Maka aku menguatkan diriku dan menjawab, “Iya… pak Jamil… enak…”.
Kembali ruangan ini dipenuhi tawa mereka, tawa kemenangan mereka yang melihat seorang amoy sepertiku takluk sepenuhnya pada mereka. Sedangkan aku sendiri merasa mukaku amat panas.
Sementara itu, pak Jamil mendiamkan penisnya yang berada di dalam liang vaginaku, membuat aku merasa liang vaginaku seperti sedang menelan sebatang paku kayu bulat yang berdiameter besar sekali, dan aku kembali tak berani terlalu bergerak ataupun menggeliat.
Kini seorang dari mereka berlima, yang merupakan para calon pemerkosaku, naik ke pembaringan dan mengambil posisi di sebelah kananku. Pergelangan tangan kananku dipegang oleh tukang becak itu, dan ditarik ke belakang kepalaku untuk diberikan pada Dedi. Lalu ia sendiri meremasi payudaraku yang sebelah kanan, menggantikan Dedi yang kini mencengkeram pergelangan tangan kananku.
“Aduh… sakit pak…” aku mengeluh lemah ketika kurasakan remasan dari tukang becak itu pada payudaraku yang kanan ini cukup menyakitkan.
Ketika tangan kiriku kugerakkan untuk menggapai dan menahan tangan yang sedang menyakiti payudaraku yang sebelah kanan ini, Dedi malah menangkap pergelangan tangan kiriku, dan dengan kasar ia menyentakkan tangan kiriku ke atas kepalaku.
“Oohh…”, lagi lagi aku mengeluh tanpa daya, ketika Dedi menarik tangan kananku, juga ke atas kepalaku, membuatku makin tak berdaya.
“Eliza, jangan banyak tingkah!”, bentak Dedi dengan kasar, yang lalu dengan tanpa belas kasihan ia menyatukan kedua pergelangan tanganku di atas kepalaku.
“Aduh… Ded… tolong lepaskan tanganku… sakit nih…”, aku memohon belas kasihan Dedi sambil kembali mencoba menarik tanganku.
Tapi entah cengkeraman Dedi yang terlalu kuat, atau aku yang sudah terlalu lemah, semua usaha yang kulakukan sia sia belaka.

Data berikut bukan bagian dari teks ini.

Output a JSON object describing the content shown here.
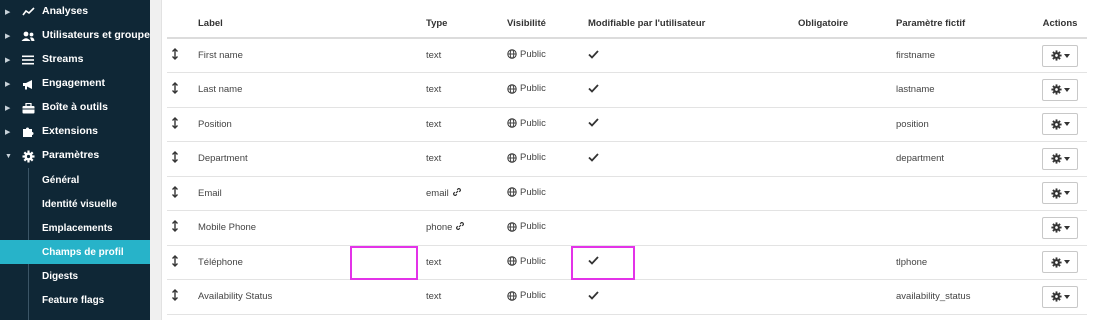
{
  "sidebar": {
    "items": [
      {
        "label": "Analyses",
        "icon": "chart-line-icon"
      },
      {
        "label": "Utilisateurs et groupes",
        "icon": "users-icon"
      },
      {
        "label": "Streams",
        "icon": "menu-lines-icon"
      },
      {
        "label": "Engagement",
        "icon": "megaphone-icon"
      },
      {
        "label": "Boîte à outils",
        "icon": "toolbox-icon"
      },
      {
        "label": "Extensions",
        "icon": "puzzle-icon"
      },
      {
        "label": "Paramètres",
        "icon": "gear-icon"
      }
    ],
    "sub_items": [
      {
        "label": "Général"
      },
      {
        "label": "Identité visuelle"
      },
      {
        "label": "Emplacements"
      },
      {
        "label": "Champs de profil",
        "active": true
      },
      {
        "label": "Digests"
      },
      {
        "label": "Feature flags"
      }
    ]
  },
  "table": {
    "headers": {
      "label": "Label",
      "type": "Type",
      "visibility": "Visibilité",
      "editable": "Modifiable par l'utilisateur",
      "required": "Obligatoire",
      "param": "Paramètre fictif",
      "actions": "Actions"
    },
    "rows": [
      {
        "label": "First name",
        "type": "text",
        "link": false,
        "visibility": "Public",
        "editable": true,
        "required": false,
        "param": "firstname"
      },
      {
        "label": "Last name",
        "type": "text",
        "link": false,
        "visibility": "Public",
        "editable": true,
        "required": false,
        "param": "lastname"
      },
      {
        "label": "Position",
        "type": "text",
        "link": false,
        "visibility": "Public",
        "editable": true,
        "required": false,
        "param": "position"
      },
      {
        "label": "Department",
        "type": "text",
        "link": false,
        "visibility": "Public",
        "editable": true,
        "required": false,
        "param": "department"
      },
      {
        "label": "Email",
        "type": "email",
        "link": true,
        "visibility": "Public",
        "editable": false,
        "required": false,
        "param": ""
      },
      {
        "label": "Mobile Phone",
        "type": "phone",
        "link": true,
        "visibility": "Public",
        "editable": false,
        "required": false,
        "param": ""
      },
      {
        "label": "Téléphone",
        "type": "text",
        "link": false,
        "visibility": "Public",
        "editable": true,
        "required": false,
        "param": "tlphone"
      },
      {
        "label": "Availability Status",
        "type": "text",
        "link": false,
        "visibility": "Public",
        "editable": true,
        "required": false,
        "param": "availability_status"
      }
    ]
  },
  "colors": {
    "sidebar_bg": "#0f2736",
    "active_item": "#27b3c9",
    "highlight": "#e333e8"
  }
}
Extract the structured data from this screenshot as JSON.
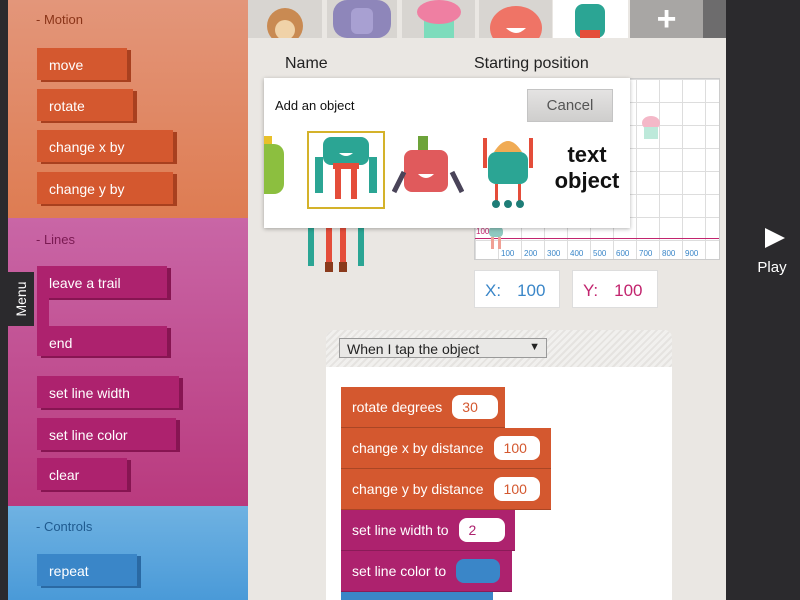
{
  "sidebar": {
    "menu_label": "Menu",
    "motion": {
      "title": "- Motion",
      "items": [
        "move",
        "rotate",
        "change x by",
        "change y by"
      ]
    },
    "lines": {
      "title": "- Lines",
      "items": [
        "leave a trail",
        "end",
        "set line width",
        "set line color",
        "clear"
      ]
    },
    "controls": {
      "title": "- Controls",
      "items": [
        "repeat"
      ]
    }
  },
  "tabs": {
    "characters": [
      "monkey",
      "gorilla",
      "cupcake",
      "octopus",
      "teal-monster"
    ],
    "selected": 4,
    "add_icon": "plus-icon"
  },
  "main": {
    "name_label": "Name",
    "position_label": "Starting position",
    "grid": {
      "x_ticks": [
        "100",
        "200",
        "300",
        "400",
        "500",
        "600",
        "700",
        "800",
        "900"
      ],
      "y_tick": "100"
    },
    "x": {
      "label": "X:",
      "value": "100"
    },
    "y": {
      "label": "Y:",
      "value": "100"
    }
  },
  "popup": {
    "title": "Add an object",
    "cancel": "Cancel",
    "text_object_line1": "text",
    "text_object_line2": "object",
    "objects": [
      "green-monster",
      "teal-monster",
      "red-monster",
      "robot",
      "text object"
    ],
    "selected": 1
  },
  "script": {
    "trigger": "When I tap the object",
    "blocks": [
      {
        "label": "rotate degrees",
        "value": "30"
      },
      {
        "label": "change x by distance",
        "value": "100"
      },
      {
        "label": "change y by distance",
        "value": "100"
      },
      {
        "label": "set line width to",
        "value": "2"
      },
      {
        "label": "set line color to",
        "color": "#3a86c8"
      }
    ]
  },
  "play": {
    "label": "Play"
  },
  "colors": {
    "motion": "#d4582f",
    "lines": "#ad226e",
    "controls": "#3a86c8"
  }
}
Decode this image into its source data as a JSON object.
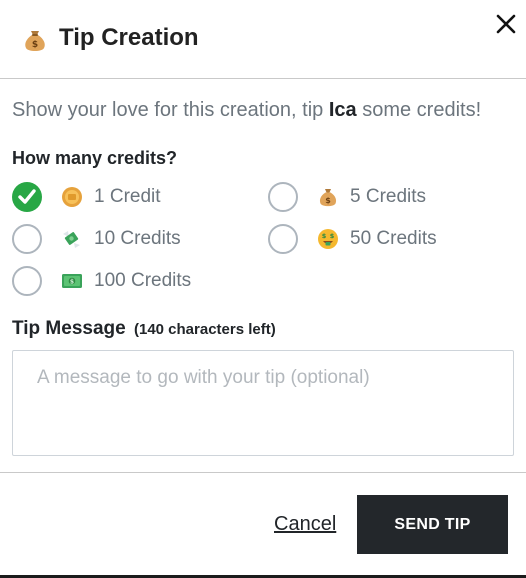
{
  "dialog": {
    "title": "Tip Creation",
    "title_icon": "money-bag-icon",
    "close_icon": "close-icon"
  },
  "intro": {
    "before": "Show your love for this creation, tip ",
    "creator": "Ica",
    "after": " some credits!"
  },
  "credits": {
    "label": "How many credits?",
    "selected": "1 Credit",
    "options": [
      {
        "label": "1 Credit",
        "icon": "coin-icon",
        "checked": true
      },
      {
        "label": "5 Credits",
        "icon": "money-bag-icon",
        "checked": false
      },
      {
        "label": "10 Credits",
        "icon": "money-with-wings-icon",
        "checked": false
      },
      {
        "label": "50 Credits",
        "icon": "money-mouth-face-icon",
        "checked": false
      },
      {
        "label": "100 Credits",
        "icon": "dollar-banknote-icon",
        "checked": false
      }
    ]
  },
  "message": {
    "label": "Tip Message",
    "chars_left": "(140 characters left)",
    "value": "",
    "placeholder": "A message to go with your tip (optional)"
  },
  "actions": {
    "cancel_label": "Cancel",
    "send_label": "SEND TIP"
  },
  "colors": {
    "check_green": "#28a745",
    "send_button_bg": "#23272b",
    "muted_text": "#6c757d"
  }
}
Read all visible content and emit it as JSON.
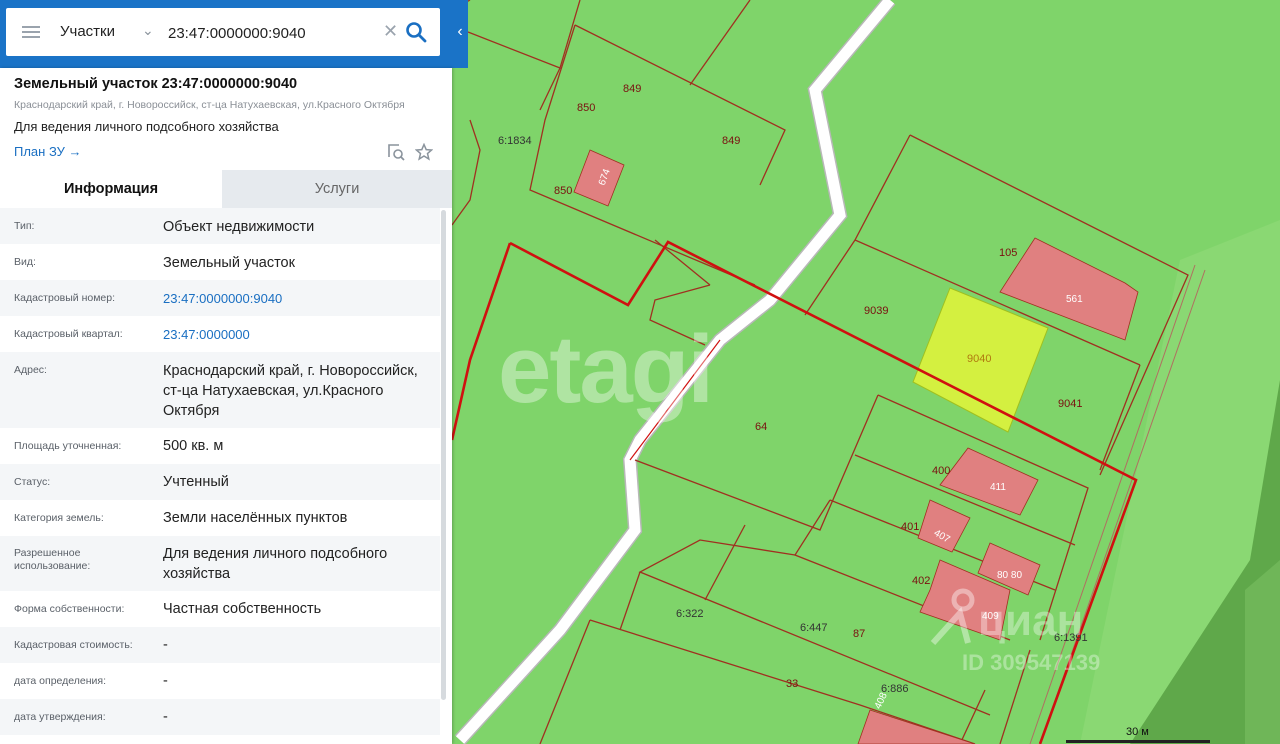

Aku kembali memandang Dedi dengan penuh permohonan belas kasihan dari dirinya.
“Jangan cerewet, Eliza! Aku ingatkan, mulai hari ini kamu itu sudah jadi budakku! Kalau sekarang ini kamu masih berani banyak ribut, aku akan panggil semua orang yang lewat di jalan depan sana untuk menikmati tubuh kamu! Apa kamu ingin aku sampai harus melakukan itu, Eliza?” bentak Dedi dengan kejam.
Berkata begitu, kurasakan penis Dedi yang tertindih di bawah punggungku berdenyut denyut, rupanya ia terangsang juga melihat keadaan ini, keadaan dimana aku tak punya pilihan lain selain harus menuruti segala keinginannya.
Aku mulai mengutuki diriku sendiri dalam hatiku, mengapa di sekolah tadi aku harus mengintip persetubuhan Vera dengan Dedi ini dan temannya yang bernama Pandu itu?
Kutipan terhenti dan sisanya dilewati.